With DSE starting burns around Castlemaine, it’s worth clarifying what the Department’s targets are. The following has been supplied to us by DSE for land within the Murray Goldfields district:

Zone: 1. Asset protection 2. Bushfire management 3. Landscape management 4. Planned burning exclusion
Area total 8,322 ha 59,119 227,846 56,716
Area annual 1,664 5,912 6,092 0
Burn rotation Every 5 years Every 10 years 37 years plus 0

In his reply to FOBIF’s question of the safety value of the five percent target, DSE Executive Director, Fire [Lee Miezis], sought to create the impression that Asset Protection burns, those most directly concerned with human safety, had been vigorously pursued, while Landscape Management burns in remoter areas were relatively softly pursued.

It’s clear from the above table that nearly half DSE’s fuel reduction burns in the Murray Goldfields district are in remoter areas. FOBIF’s view [like that of the Royal Commission Monitor], is that the effort put into these exercises would be better spent doing a more effective job in areas closer to settlements.

This more effective work might, for example, involve fuel reduction through methods other than burning [grooming and slashing, for example]–but these can be time consuming and labour intensive.

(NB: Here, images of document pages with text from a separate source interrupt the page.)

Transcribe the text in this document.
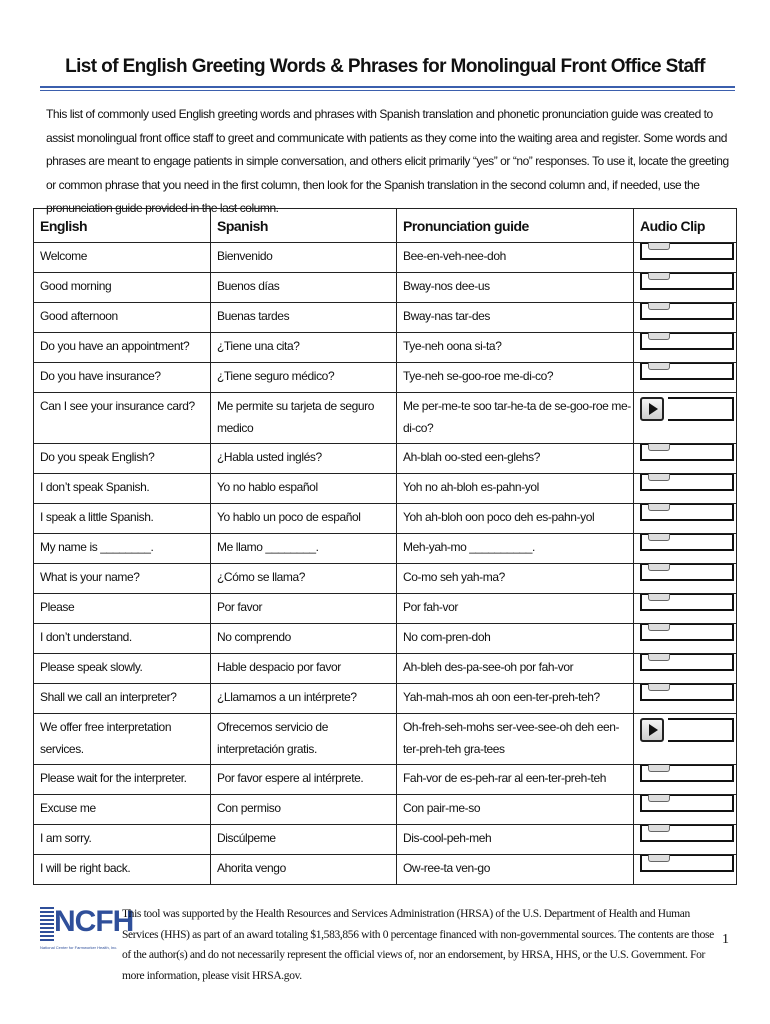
List of English Greeting Words & Phrases for Monolingual Front Office Staff
This list of commonly used English greeting words and phrases with Spanish translation and phonetic pronunciation guide was created to assist monolingual front office staff to greet and communicate with patients as they come into the waiting area and register. Some words and phrases are meant to engage patients in simple conversation, and others elicit primarily “yes” or “no” responses. To use it, locate the greeting or common phrase that you need in the first column, then look for the Spanish translation in the second column and, if needed, use the pronunciation guide provided in the last column.
English	Spanish	Pronunciation guide	Audio Clip
Welcome	Bienvenido	Bee-en-veh-nee-doh	

Good morning	Buenos días	Bway-nos dee-us	

Good afternoon	Buenas tardes	Bway-nas tar-des	

Do you have an appointment?	¿Tiene una cita?	Tye-neh oona si-ta?	

Do you have insurance?	¿Tiene seguro médico?	Tye-neh se-goo-roe me-di-co?	

Can I see your insurance card?	Me permite su tarjeta de seguro medico	Me per-me-te soo tar-he-ta de se-goo-roe me-di-co?	

Do you speak English?	¿Habla usted inglés?	Ah-blah oo-sted een-glehs?	

I don’t speak Spanish.	Yo no hablo español	Yoh no ah-bloh es-pahn-yol	

I speak a little Spanish.	Yo hablo un poco de español	Yoh ah-bloh oon poco deh es-pahn-yol	

My name is ________.	Me llamo ________.	Meh-yah-mo __________.	

What is your name?	¿Cómo se llama?	Co-mo seh yah-ma?	

Please	Por favor	Por fah-vor	

I don’t understand.	No comprendo	No com-pren-doh	

Please speak slowly.	Hable despacio por favor	Ah-bleh des-pa-see-oh por fah-vor	

Shall we call an interpreter?	¿Llamamos a un intérprete?	Yah-mah-mos ah oon een-ter-preh-teh?	

We offer free interpretation services.	Ofrecemos servicio de interpretación gratis.	Oh-freh-seh-mohs ser-vee-see-oh deh een-ter-preh-teh gra-tees	

Please wait for the interpreter.	Por favor espere al intérprete.	Fah-vor de es-peh-rar al een-ter-preh-teh	

Excuse me	Con permiso	Con pair-me-so	

I am sorry.	Discúlpeme	Dis-cool-peh-meh	

I will be right back.	Ahorita vengo	Ow-ree-ta ven-go	
NCFH
National Center for Farmworker Health, Inc.
This tool was supported by the Health Resources and Services Administration (HRSA) of the U.S. Department of Health and Human Services (HHS) as part of an award totaling $1,583,856 with 0 percentage financed with non-governmental sources. The contents are those of the author(s) and do not necessarily represent the official views of, nor an endorsement, by HRSA, HHS, or the U.S. Government. For more information, please visit HRSA.gov.
1
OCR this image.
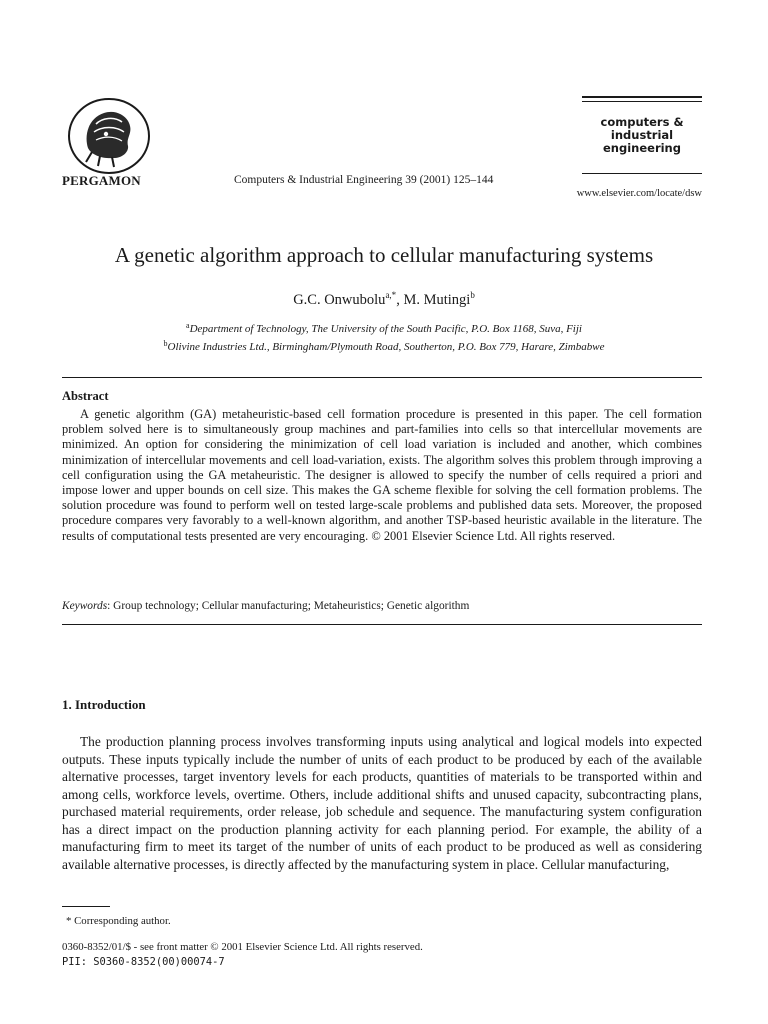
PERGAMON	Computers & Industrial Engineering 39 (2001) 125–144
computers &
industrial
engineering
www.elsevier.com/locate/dsw
A genetic algorithm approach to cellular manufacturing systems
G.C. Onwubolu$^{a,*}$, M. Mutingi$^b$
$^a$Department of Technology, The University of the South Pacific, P.O. Box 1168, Suva, Fiji
$^b$Olivine Industries Ltd., Birmingham/Plymouth Road, Southerton, P.O. Box 779, Harare, Zimbabwe
Abstract
A genetic algorithm (GA) metaheuristic-based cell formation procedure is presented in this paper. The cell formation problem solved here is to simultaneously group machines and part-families into cells so that intercellular movements are minimized. An option for considering the minimization of cell load variation is included and another, which combines minimization of intercellular movements and cell load-variation, exists. The algorithm solves this problem through improving a cell configuration using the GA metaheuristic. The designer is allowed to specify the number of cells required a priori and impose lower and upper bounds on cell size. This makes the GA scheme flexible for solving the cell formation problems. The solution procedure was found to perform well on tested large-scale problems and published data sets. Moreover, the proposed procedure compares very favorably to a well-known algorithm, and another TSP-based heuristic available in the literature. The results of computational tests presented are very encouraging. © 2001 Elsevier Science Ltd. All rights reserved.
Keywords: Group technology; Cellular manufacturing; Metaheuristics; Genetic algorithm
1. Introduction
The production planning process involves transforming inputs using analytical and logical models into expected outputs. These inputs typically include the number of units of each product to be produced by each of the available alternative processes, target inventory levels for each products, quantities of materials to be transported within and among cells, workforce levels, overtime. Others, include additional shifts and unused capacity, subcontracting plans, purchased material requirements, order release, job schedule and sequence. The manufacturing system configuration has a direct impact on the production planning activity for each planning period. For example, the ability of a manufacturing firm to meet its target of the number of units of each product to be produced as well as considering available alternative processes, is directly affected by the manufacturing system in place. Cellular manufacturing,
* Corresponding author.
0360-8352/01/$ - see front matter © 2001 Elsevier Science Ltd. All rights reserved.
PII: S0360-8352(00)00074-7
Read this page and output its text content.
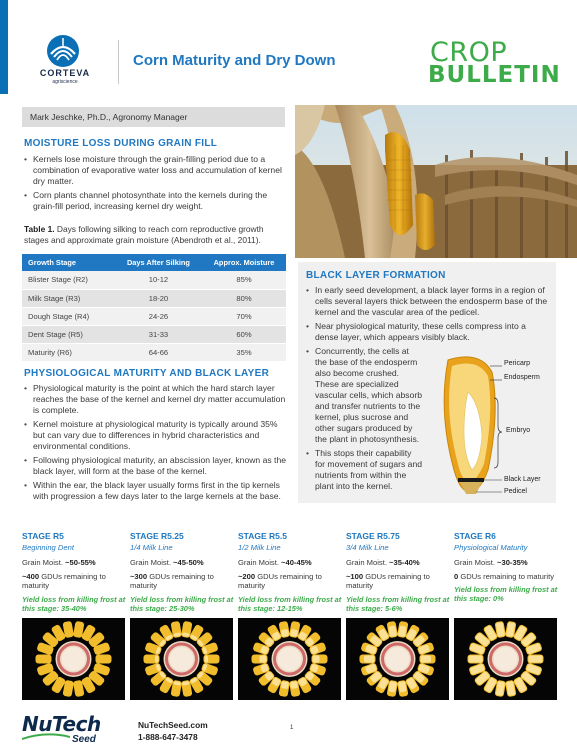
CORTEVA
agriscience
Corn Maturity and Dry Down	CROP
BULLETIN
Mark Jeschke, Ph.D., Agronomy Manager
MOISTURE LOSS DURING GRAIN FILL
• Kernels lose moisture through the grain-filling period due to a combination of evaporative water loss and accumulation of kernel dry matter.
• Corn plants channel photosynthate into the kernels during the grain-fill period, increasing kernel dry weight.
Table 1. Days following silking to reach corn reproductive growth stages and approximate grain moisture (Abendroth et al., 2011).
Growth Stage	Days After Silking	Approx. Moisture
Blister Stage (R2)	10-12	85%
Milk Stage (R3)	18-20	80%
Dough Stage (R4)	24-26	70%
Dent Stage (R5)	31-33	60%
Maturity (R6)	64-66	35%
PHYSIOLOGICAL MATURITY AND BLACK LAYER
• Physiological maturity is the point at which the hard starch layer reaches the base of the kernel and kernel dry matter accumulation is complete.
• Kernel moisture at physiological maturity is typically around 35% but can vary due to differences in hybrid characteristics and environmental conditions.
• Following physiological maturity, an abscission layer, known as the black layer, will form at the base of the kernel.
• Within the ear, the black layer usually forms first in the tip kernels with progression a few days later to the large kernels at the base.
BLACK LAYER FORMATION
• In early seed development, a black layer forms in a region of cells several layers thick between the endosperm base of the kernel and the vascular area of the pedicel.
• Near physiological maturity, these cells compress into a dense layer, which appears visibly black.
• Concurrently, the cells at
the base of the endosperm
also become crushed.
These are specialized
vascular cells, which absorb
and transfer nutrients to the
kernel, plus sucrose and
other sugars produced by
the plant in photosynthesis.
• This stops their capability
for movement of sugars and
nutrients from within the
plant into the kernel.
Pericarp
Endosperm
Embryo
Black Layer
Pedicel
STAGE R5
Beginning Dent
Grain Moist. ~50-55%
~400 GDUs remaining to maturity
Yield loss from killing frost at this stage: 35-40%
STAGE R5.25
1/4 Milk Line
Grain Moist. ~45-50%
~300 GDUs remaining to maturity
Yield loss from killing frost at this stage: 25-30%
STAGE R5.5
1/2 Milk Line
Grain Moist. ~40-45%
~200 GDUs remaining to maturity
Yield loss from killing frost at this stage: 12-15%
STAGE R5.75
3/4 Milk Line
Grain Moist. ~35-40%
~100 GDUs remaining to maturity
Yield loss from killing frost at this stage: 5-6%
STAGE R6
Physiological Maturity
Grain Moist. ~30-35%
0 GDUs remaining to maturity
Yield loss from killing frost at this stage: 0%
NuTech
Seed
NuTechSeed.com
1-888-647-3478
1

Part of the problem is that Royal Commission recommendation 56 was for ‘prescribed burning’, not ‘fuel reduction’. There are other ways of reducing fuel than setting fire to the bush, but we have found that there is confusion in the DSE itself about whether fuel reduction by, for example, grooming 50 hectares of gorse, counts towards the five per cent target. The result is a drive to burn regardless, and the government is apparently unwilling to review this policy.